Когда Макарыч, покусывая губу и похаживая по кухоньке, рассказывал мне про все это, про просмотр такой «Странных людей», да и чего там уж – сам видел, как выходили из зала, не досмотрев, недопоняв чего-то, а если что и выносили с собой, так это – в большинстве – песенку «Миленький ты мой, возьми меня с собой», – попытался успокоить его навсегда вошедшими в меня словами друга моего по этому фильму, Захарыча. Там он говорил мне – Кольке, а может, и еще кому:

«– И – хорошо! И – славно! А вся-то жизнь в искусстве – мука. Про какую-то радость – тут – тоже зря говорят. Нет тут радости. И нет покоя. Вот помрешь – лежи в могиле и радуйся. Радость – это лень и спокойствие…»

Макарыч долго и внимательно глядел в окно – на городской окраинный пейзаж, на пустырь, шуршал разинской бородой, повернулся, хотел что-то сказать, не сказал. А мне показалось, что он хотел сказать Колькиными словами. Помните, Колька говорит их Матвею в самом финале картины «Странные люди»:

«– Резал, режу и – буду резать!..»

Не сказал. Но «резать» будет.

«…Меня охватывает тупое странное ликование (как мне знакомо это предательское ликование!). Я пишу. Время летит незаметно. Пишу! Может, завтра буду горько плакать над этими строками, обнаружив их постыдную беспомощность, но сегодня я счастлив…»

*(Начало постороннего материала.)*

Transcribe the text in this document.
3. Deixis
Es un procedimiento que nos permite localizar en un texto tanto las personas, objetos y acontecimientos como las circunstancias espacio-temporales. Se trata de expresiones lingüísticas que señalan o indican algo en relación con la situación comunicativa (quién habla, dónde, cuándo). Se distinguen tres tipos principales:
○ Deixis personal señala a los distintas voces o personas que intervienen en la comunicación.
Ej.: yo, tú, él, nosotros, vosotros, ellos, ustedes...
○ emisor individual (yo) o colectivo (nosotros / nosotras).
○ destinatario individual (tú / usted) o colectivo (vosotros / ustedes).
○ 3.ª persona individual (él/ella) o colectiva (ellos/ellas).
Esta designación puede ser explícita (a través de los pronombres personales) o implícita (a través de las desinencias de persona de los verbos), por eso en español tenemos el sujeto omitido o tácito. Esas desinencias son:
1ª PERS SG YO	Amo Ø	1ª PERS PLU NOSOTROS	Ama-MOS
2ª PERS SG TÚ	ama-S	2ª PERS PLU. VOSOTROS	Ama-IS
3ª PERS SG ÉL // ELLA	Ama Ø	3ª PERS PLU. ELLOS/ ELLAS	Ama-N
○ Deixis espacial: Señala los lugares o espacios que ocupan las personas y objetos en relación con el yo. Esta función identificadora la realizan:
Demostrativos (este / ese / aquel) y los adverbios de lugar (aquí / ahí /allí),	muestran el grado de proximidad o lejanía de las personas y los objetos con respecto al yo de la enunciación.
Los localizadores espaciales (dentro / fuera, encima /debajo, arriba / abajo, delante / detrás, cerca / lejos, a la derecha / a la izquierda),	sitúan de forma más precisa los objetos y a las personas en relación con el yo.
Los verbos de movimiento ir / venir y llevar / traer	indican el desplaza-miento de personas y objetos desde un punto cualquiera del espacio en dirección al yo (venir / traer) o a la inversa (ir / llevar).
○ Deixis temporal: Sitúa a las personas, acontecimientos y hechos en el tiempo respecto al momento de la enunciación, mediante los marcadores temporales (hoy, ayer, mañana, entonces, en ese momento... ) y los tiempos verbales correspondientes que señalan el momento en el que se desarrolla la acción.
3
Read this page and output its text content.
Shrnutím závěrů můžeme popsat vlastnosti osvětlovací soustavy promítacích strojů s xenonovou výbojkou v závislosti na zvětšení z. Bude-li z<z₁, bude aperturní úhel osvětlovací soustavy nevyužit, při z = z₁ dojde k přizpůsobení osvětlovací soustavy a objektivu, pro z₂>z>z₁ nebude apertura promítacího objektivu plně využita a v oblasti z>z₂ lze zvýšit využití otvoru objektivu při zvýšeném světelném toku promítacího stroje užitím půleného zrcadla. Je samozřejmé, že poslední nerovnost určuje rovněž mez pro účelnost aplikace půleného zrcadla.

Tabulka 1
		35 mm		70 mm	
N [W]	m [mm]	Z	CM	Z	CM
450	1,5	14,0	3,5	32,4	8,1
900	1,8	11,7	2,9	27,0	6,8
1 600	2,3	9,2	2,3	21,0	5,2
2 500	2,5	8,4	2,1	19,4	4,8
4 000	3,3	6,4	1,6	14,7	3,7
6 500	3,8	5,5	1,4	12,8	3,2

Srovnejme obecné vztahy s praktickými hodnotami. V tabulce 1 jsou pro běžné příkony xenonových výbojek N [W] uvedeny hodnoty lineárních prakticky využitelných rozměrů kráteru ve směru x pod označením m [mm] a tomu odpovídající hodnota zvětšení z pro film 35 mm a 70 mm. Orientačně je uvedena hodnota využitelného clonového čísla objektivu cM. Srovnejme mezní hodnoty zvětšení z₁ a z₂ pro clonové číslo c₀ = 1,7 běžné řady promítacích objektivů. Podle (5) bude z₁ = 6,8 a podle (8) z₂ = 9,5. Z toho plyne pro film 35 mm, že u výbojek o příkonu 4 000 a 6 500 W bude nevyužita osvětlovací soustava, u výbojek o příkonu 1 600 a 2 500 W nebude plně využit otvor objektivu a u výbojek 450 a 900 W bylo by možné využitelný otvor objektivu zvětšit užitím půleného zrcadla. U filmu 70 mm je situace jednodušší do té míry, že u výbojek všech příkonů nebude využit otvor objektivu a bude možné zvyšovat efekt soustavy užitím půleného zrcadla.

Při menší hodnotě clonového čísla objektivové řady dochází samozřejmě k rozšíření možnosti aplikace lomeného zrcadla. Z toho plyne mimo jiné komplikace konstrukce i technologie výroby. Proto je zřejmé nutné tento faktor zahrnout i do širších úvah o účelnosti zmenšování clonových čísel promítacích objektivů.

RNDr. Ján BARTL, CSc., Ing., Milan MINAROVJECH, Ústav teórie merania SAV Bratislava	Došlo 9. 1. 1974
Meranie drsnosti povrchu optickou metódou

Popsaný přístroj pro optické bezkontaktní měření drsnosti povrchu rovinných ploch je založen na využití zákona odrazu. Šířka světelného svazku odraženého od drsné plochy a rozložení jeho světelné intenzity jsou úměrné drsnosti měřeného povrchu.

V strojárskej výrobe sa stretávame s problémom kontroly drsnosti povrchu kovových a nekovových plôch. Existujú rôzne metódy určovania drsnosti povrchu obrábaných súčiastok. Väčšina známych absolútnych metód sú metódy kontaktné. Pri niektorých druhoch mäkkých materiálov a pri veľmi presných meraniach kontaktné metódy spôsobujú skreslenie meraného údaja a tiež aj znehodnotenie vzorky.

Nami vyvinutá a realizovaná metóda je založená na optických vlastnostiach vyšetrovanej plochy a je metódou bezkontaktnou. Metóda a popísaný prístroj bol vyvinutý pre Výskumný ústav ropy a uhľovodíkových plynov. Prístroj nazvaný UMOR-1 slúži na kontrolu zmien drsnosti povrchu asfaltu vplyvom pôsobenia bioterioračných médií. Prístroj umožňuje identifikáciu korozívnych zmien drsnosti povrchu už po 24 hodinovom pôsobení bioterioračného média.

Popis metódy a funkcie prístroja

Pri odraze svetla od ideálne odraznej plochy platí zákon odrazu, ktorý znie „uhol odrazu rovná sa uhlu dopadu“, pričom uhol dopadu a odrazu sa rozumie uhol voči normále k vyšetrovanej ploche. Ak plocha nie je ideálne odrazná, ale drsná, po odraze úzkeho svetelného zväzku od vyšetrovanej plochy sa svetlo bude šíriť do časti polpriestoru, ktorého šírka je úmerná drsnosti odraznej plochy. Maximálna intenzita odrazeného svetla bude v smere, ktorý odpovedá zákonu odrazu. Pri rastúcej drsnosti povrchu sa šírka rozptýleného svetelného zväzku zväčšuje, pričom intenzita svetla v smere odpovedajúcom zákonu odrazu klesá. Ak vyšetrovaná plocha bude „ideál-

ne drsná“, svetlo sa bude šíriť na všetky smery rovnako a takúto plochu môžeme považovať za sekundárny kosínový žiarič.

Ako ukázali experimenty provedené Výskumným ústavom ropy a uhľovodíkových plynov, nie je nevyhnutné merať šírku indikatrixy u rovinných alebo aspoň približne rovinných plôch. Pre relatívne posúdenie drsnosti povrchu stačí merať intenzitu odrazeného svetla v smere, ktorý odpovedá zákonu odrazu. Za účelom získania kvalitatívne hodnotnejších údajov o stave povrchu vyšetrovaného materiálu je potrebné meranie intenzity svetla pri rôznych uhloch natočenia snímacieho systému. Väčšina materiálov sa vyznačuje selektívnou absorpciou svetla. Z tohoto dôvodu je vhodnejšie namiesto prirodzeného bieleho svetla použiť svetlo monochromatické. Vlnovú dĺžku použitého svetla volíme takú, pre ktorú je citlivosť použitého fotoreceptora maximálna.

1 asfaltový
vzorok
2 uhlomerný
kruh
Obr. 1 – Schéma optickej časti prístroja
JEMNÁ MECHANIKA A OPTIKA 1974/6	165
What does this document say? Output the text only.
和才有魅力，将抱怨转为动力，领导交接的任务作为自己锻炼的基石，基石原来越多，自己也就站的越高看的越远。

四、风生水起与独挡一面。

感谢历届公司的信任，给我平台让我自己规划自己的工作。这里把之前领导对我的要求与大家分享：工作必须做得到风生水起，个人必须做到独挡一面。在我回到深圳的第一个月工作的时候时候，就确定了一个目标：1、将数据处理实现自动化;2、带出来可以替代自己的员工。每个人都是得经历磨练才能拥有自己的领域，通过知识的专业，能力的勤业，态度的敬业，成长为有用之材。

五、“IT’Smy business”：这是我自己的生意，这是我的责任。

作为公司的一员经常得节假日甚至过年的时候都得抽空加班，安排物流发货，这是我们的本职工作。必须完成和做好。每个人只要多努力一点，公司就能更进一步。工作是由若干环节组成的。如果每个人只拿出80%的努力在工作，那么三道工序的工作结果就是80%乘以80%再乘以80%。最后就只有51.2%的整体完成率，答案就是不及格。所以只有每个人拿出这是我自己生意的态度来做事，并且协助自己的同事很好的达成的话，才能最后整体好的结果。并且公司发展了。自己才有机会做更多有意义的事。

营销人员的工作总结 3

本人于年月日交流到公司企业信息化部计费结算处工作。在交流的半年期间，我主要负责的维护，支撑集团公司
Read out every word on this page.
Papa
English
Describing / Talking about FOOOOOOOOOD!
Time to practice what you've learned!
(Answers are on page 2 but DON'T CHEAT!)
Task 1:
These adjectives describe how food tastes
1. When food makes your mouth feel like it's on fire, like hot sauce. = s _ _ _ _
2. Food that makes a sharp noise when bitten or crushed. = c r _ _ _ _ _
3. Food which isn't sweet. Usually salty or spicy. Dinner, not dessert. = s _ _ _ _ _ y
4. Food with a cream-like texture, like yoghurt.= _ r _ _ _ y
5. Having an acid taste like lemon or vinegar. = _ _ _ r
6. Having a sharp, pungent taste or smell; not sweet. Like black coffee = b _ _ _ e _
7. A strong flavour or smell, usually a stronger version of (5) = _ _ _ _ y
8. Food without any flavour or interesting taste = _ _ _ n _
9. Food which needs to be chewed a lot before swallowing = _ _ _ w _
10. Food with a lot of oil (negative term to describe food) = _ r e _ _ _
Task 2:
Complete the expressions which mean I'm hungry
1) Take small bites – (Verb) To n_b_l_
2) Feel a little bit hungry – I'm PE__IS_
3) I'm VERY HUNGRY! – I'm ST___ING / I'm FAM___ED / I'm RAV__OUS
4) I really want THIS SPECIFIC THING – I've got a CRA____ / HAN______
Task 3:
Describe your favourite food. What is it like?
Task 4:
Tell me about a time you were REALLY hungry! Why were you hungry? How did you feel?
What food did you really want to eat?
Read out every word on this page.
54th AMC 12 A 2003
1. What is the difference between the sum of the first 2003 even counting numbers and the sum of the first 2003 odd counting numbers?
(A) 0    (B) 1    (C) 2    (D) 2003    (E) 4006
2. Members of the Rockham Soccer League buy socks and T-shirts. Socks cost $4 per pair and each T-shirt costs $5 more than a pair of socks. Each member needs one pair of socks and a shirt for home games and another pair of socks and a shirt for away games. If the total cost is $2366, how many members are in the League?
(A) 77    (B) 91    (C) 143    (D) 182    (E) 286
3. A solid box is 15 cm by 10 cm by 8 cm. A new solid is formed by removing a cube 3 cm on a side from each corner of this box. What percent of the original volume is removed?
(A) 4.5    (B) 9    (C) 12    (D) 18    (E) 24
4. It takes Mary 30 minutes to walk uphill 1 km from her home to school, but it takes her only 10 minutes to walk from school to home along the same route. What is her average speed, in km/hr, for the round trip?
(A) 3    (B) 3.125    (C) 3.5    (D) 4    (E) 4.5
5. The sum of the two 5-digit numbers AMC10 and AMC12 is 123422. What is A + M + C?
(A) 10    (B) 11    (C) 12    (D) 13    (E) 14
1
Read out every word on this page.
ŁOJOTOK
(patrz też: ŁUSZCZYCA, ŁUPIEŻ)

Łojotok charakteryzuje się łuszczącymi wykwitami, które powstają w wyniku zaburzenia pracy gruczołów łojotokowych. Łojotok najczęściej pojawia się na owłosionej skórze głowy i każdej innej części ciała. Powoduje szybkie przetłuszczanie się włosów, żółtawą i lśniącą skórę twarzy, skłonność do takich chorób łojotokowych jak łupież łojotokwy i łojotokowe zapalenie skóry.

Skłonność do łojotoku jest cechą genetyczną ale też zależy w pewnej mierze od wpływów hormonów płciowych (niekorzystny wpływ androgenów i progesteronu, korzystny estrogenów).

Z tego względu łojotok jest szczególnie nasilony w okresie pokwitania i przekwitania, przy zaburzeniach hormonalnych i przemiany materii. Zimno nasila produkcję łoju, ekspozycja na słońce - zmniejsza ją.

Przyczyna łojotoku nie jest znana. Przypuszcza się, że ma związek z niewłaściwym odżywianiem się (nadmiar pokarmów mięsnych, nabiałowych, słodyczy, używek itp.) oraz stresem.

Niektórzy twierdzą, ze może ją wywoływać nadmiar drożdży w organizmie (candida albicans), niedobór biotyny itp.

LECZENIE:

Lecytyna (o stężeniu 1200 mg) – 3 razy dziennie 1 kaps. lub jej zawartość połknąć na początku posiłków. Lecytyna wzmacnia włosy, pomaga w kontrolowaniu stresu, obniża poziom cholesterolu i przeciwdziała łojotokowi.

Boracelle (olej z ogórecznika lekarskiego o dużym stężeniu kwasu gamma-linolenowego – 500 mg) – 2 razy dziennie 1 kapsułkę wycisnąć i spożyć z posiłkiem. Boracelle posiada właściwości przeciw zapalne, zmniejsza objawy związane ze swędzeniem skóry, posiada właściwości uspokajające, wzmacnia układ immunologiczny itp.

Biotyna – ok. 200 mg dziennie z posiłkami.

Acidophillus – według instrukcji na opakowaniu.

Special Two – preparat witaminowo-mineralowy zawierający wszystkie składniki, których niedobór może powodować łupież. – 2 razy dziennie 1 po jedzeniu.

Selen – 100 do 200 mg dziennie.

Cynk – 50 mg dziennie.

Переписал этот выделенный пробелами абзац из рассказа Шукшина «Воскресная тоска», и он, так же как и самый первый абзац этого моего очерка о друге – вернитесь, пожалуйста, назад, к началу: «…На каком основании вообще человек садится писать?..» – еще раз подействовал на меня знакомо-тревожно. Что это? – хорошая зависть или прямое совпадение с собственным состоянием, когда садишься за стол, забываешь обо всем на свете, а приходишь в себя – за окнами вяло пошумливает просыпающийся город и горизонт уже набирает разымчивую светлоту…

Бутырский хутор

1971

ЧЕСТНЫЙ НАВОЗ

Только что вернулся с Алтая, из Сросток, и… вот все стоит и стоит перед глазами неожиданно яркий, – с солнцем и зеленью, – распахнутый настежь простор, а в нем… ну, такой… синевато-белесый, что ли, растягивающийся блик от оцинкованной крыши дома, в котором пятьдесят лет назад прибавился еще один человек – Шукшин Василий Макарович.

При жизни его мне не довелось побывать там… «в краю далеком»… В уши сейчас так и вошла любимая Макарычем песенка, которую он, как никто, умел напевать… «Ми-лень-ки-ий ты мой, возьми меня-а с со-бо-ой…» Тембр голоса у Шукшина мягкий, с чуть запаздывающей твердинкой, интонация по-сибирски обрубистая, на концах фраз неуловимо смытая не пропускаемым внутрь размышлением.

Кстати, эта его углубленность, сосредоточенность, моментальная отключаемость от всего сиюминутного, мелкого (хотя он и на мелкое еще как умел смотреть) и абсолютное воссоединение только с самим собой – черта немаловажная в шукшинском сложном характере художника. Иначе и быть не могло: сама жизнь и ее нелегкие порой обстоятельства приучили Макарыча создавать для себя тишину отрешения даже и тогда, и там, где об этом и мечтать-то не приходилось.

Однажды ночью – в пору тревожного оканчивания Макарычем работы над странным в своей судьбе фильмом «Странные люди» – я остался у него в Свиблово, на Русанова, 35, в квартире номер 33, – у нас с ним случился вот какой разговор… Только прежде чем перейти к нему, оговорюсь: пожалуйста, поймите меня правильно – чем дальше и дальше уходит время от дня второго октября семьдесят четвертого года, тем, лично мне, все труднее и труднее рассказывать о Шукшине. И – не рассказывать все труднее и труднее. Суть же этой вот петрушки вот в чем… Само время все отчетливей и отчетливей прорисовывает масштаб личности Шукшина Василия. Масштаб же моего понимания его личности, как мне покуда сдается, не совсем еще точно и плотно накладывается на подлинник. Остаются зазоры, неспелые по мысли пространства. В общем, надо еще многое понять в Шукшине. Мно-о-гое! Ну, а теперь про тот ночной разговор. Я его, но глубине высказанною тогда Макарычем, вывожу для себя чуть ли не в главный…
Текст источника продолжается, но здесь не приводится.